For adults over 40, this simple habit becomes even more important. The American Heart Association recommends no more than 2,300 milligrams of sodium daily, with an ideal limit of 1,500 milligrams for those managing high blood pressure or cardiovascular concerns—conditions that become more common with age.
“Every little reduction in sodium adds up throughout the day,” Thompson notes. “If you’re using canned beans in multiple meals per week, rinsing them can help you stay within healthy sodium ranges without sacrificing convenience.”
Beyond sodium reduction, rinsing serves another important purpose: removing lectins and oligosaccharides. These naturally occurring compounds can cause gas, bloating, and digestive discomfort in some people. While cooking breaks down most lectins, traces can remain in the canning liquid.
Registered dietitian nutritionist Michael Chen explains the process simply. “Place your beans in a fine-mesh strainer or colander, run cold water over them for two to three minutes, and gently stir them with your hand or a spoon. You’ll see cloudy water drain away—that’s the excess sodium and starches leaving.”
The technique works for all varieties: black beans, kidney beans, chickpeas, white beans, and pinto beans all benefit equally from a quick rinse.
Some home cooks worry that rinsing removes nutrients along with sodium. While it’s true that small amounts of water-soluble vitamins like folate may wash away, the loss is minimal compared to the health benefits of sodium reduction. The beans retain their protein, fiber, iron, and most of their vitamin content.

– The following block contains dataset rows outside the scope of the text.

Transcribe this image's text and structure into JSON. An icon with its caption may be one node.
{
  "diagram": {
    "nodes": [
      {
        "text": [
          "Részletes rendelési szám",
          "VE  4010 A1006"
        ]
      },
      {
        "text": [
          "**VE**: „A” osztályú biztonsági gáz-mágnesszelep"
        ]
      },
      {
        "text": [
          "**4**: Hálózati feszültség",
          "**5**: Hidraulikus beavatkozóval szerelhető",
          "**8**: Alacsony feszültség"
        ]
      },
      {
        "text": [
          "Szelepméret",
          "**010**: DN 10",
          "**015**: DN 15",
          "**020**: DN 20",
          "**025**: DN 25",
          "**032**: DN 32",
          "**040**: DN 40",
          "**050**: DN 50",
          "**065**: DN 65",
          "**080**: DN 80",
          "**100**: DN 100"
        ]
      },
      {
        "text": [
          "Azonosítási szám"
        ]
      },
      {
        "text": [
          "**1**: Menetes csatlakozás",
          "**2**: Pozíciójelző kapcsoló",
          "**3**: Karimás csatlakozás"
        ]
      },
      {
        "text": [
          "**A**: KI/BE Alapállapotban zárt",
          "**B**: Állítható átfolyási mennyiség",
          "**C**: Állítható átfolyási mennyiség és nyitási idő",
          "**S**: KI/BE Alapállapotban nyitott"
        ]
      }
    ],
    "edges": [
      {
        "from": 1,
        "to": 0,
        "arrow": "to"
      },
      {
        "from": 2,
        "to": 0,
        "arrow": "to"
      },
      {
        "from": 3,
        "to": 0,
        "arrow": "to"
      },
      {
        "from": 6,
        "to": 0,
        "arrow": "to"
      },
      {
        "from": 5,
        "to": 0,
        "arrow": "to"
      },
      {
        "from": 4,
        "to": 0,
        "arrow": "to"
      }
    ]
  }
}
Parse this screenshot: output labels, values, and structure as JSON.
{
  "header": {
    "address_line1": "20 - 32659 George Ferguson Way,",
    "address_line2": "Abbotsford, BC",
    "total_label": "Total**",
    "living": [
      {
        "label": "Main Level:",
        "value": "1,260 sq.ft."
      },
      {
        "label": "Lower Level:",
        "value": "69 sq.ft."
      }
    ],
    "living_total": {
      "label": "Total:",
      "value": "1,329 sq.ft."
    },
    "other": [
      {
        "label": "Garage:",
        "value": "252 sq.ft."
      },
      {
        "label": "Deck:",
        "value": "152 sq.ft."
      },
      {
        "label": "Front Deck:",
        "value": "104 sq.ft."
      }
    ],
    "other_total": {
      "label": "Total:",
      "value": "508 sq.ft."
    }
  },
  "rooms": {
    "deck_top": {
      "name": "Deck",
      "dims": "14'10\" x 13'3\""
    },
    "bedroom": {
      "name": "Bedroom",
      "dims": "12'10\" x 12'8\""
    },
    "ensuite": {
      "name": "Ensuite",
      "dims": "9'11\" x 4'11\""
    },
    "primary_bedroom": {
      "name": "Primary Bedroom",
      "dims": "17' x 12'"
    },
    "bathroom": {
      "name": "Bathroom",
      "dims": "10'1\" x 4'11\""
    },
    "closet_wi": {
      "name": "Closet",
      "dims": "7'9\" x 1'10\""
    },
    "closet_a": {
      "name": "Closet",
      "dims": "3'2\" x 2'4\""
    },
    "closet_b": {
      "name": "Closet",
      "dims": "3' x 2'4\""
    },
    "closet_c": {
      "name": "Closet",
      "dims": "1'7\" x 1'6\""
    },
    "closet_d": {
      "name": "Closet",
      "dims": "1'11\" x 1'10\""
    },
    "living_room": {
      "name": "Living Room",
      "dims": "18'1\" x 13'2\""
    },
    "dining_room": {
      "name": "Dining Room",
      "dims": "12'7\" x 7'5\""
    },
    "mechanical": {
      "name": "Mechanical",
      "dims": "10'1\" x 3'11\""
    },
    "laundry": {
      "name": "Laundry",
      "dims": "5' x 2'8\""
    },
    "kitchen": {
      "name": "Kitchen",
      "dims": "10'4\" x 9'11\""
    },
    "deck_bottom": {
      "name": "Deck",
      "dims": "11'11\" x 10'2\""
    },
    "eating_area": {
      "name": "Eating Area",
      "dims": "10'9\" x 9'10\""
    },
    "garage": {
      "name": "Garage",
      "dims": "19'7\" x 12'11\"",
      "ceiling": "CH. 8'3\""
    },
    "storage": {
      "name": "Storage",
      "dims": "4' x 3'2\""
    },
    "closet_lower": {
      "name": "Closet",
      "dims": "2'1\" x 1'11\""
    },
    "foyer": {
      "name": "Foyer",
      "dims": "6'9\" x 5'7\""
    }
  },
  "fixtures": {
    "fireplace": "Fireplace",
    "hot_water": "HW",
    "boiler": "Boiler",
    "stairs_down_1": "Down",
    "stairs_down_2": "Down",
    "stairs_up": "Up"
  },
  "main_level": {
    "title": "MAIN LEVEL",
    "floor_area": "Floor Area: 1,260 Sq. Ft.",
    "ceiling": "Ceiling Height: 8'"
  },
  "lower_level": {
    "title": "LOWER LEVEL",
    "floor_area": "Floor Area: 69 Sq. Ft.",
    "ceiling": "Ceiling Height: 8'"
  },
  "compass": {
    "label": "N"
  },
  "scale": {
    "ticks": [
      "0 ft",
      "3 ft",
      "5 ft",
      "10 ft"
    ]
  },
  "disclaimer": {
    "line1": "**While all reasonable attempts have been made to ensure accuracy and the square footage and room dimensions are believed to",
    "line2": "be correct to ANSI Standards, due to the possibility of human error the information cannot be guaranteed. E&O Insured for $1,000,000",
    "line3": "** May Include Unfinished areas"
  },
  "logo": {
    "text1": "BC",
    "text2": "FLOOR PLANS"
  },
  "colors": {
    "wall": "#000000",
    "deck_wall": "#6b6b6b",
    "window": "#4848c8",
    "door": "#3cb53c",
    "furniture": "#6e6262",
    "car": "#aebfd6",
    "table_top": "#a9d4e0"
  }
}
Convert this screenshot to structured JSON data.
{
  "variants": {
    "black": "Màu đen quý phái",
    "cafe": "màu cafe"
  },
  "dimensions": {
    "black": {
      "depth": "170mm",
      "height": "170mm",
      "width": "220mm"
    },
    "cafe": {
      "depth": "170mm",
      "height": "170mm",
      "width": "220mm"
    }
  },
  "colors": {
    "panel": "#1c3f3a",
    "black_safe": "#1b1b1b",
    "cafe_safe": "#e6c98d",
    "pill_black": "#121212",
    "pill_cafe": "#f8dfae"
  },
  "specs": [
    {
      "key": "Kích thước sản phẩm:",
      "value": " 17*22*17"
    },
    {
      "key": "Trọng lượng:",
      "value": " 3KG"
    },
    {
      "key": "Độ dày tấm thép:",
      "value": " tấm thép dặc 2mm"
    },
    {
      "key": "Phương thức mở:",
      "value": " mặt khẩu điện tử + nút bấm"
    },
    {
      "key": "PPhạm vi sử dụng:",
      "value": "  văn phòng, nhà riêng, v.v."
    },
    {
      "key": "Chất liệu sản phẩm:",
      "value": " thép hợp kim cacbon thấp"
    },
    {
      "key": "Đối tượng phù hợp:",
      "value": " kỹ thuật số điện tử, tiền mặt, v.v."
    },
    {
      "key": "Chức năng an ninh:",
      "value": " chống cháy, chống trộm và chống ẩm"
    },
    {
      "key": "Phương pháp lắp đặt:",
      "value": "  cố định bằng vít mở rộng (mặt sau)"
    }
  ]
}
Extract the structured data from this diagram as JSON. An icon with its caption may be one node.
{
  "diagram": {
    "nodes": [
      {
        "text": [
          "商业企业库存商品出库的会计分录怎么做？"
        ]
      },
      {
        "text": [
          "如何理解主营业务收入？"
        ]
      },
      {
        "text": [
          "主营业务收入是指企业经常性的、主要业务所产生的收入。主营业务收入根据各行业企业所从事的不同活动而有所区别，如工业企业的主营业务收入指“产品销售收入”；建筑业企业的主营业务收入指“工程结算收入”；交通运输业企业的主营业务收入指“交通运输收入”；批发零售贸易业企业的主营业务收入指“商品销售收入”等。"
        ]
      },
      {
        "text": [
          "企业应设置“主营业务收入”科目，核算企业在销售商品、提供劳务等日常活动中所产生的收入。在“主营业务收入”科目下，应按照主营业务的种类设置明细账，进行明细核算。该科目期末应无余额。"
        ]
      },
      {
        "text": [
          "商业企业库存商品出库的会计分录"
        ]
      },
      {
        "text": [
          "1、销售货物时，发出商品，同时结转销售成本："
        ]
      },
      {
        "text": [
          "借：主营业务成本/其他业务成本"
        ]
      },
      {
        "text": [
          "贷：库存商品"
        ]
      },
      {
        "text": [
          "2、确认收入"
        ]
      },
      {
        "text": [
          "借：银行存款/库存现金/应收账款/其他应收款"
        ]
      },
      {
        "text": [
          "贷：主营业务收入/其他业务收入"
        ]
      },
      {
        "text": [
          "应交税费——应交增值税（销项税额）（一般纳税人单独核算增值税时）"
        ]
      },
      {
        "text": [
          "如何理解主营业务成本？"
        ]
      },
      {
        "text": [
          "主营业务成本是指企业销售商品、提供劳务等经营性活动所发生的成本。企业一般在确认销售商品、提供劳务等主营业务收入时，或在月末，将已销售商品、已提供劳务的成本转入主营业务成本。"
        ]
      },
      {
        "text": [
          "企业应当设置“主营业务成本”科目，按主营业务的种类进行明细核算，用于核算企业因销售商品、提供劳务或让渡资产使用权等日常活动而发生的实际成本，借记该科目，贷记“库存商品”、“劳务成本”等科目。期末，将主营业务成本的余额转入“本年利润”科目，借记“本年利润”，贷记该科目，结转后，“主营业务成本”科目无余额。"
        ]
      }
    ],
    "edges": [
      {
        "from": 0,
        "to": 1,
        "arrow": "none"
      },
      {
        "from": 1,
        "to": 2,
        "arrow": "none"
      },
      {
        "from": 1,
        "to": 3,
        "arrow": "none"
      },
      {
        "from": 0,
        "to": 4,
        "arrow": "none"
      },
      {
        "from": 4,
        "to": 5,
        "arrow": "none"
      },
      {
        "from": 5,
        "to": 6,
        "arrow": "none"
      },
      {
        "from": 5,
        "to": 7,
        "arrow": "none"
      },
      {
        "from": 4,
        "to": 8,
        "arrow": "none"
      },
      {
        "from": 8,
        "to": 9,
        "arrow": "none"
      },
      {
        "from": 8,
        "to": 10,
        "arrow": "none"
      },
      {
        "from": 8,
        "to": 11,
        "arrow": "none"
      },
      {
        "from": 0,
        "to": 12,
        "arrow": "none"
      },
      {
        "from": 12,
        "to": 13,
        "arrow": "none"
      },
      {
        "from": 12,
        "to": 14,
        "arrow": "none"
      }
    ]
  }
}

“The nutritional trade-off heavily favors rinsing,” Chen says. “You’re removing something potentially harmful while keeping the vast majority of beneficial nutrients intact.”
There is one exception to the rinsing rule: recipes that specifically call for the bean liquid, sometimes called aquafaba. This starchy liquid can be used as an egg substitute in baking or to create vegan meringues. In these cases, the recipe is designed with the liquid’s sodium content in mind.
For everyday cooking—soups, salads, tacos, grain bowls—rinsing remains the best practice. The beans will taste fresher, blend better with other flavors, and support rather than compromise your health goals.
Making rinsing a habit takes almost no extra time but delivers measurable benefits for cardiovascular health and digestive comfort. For anyone looking to make small, sustainable improvements to their diet, this may be one of the simplest changes with the biggest payoff.
As Thompson puts it simply: “Open, drain, rinse, enjoy. Four steps to healthier beans every single time.”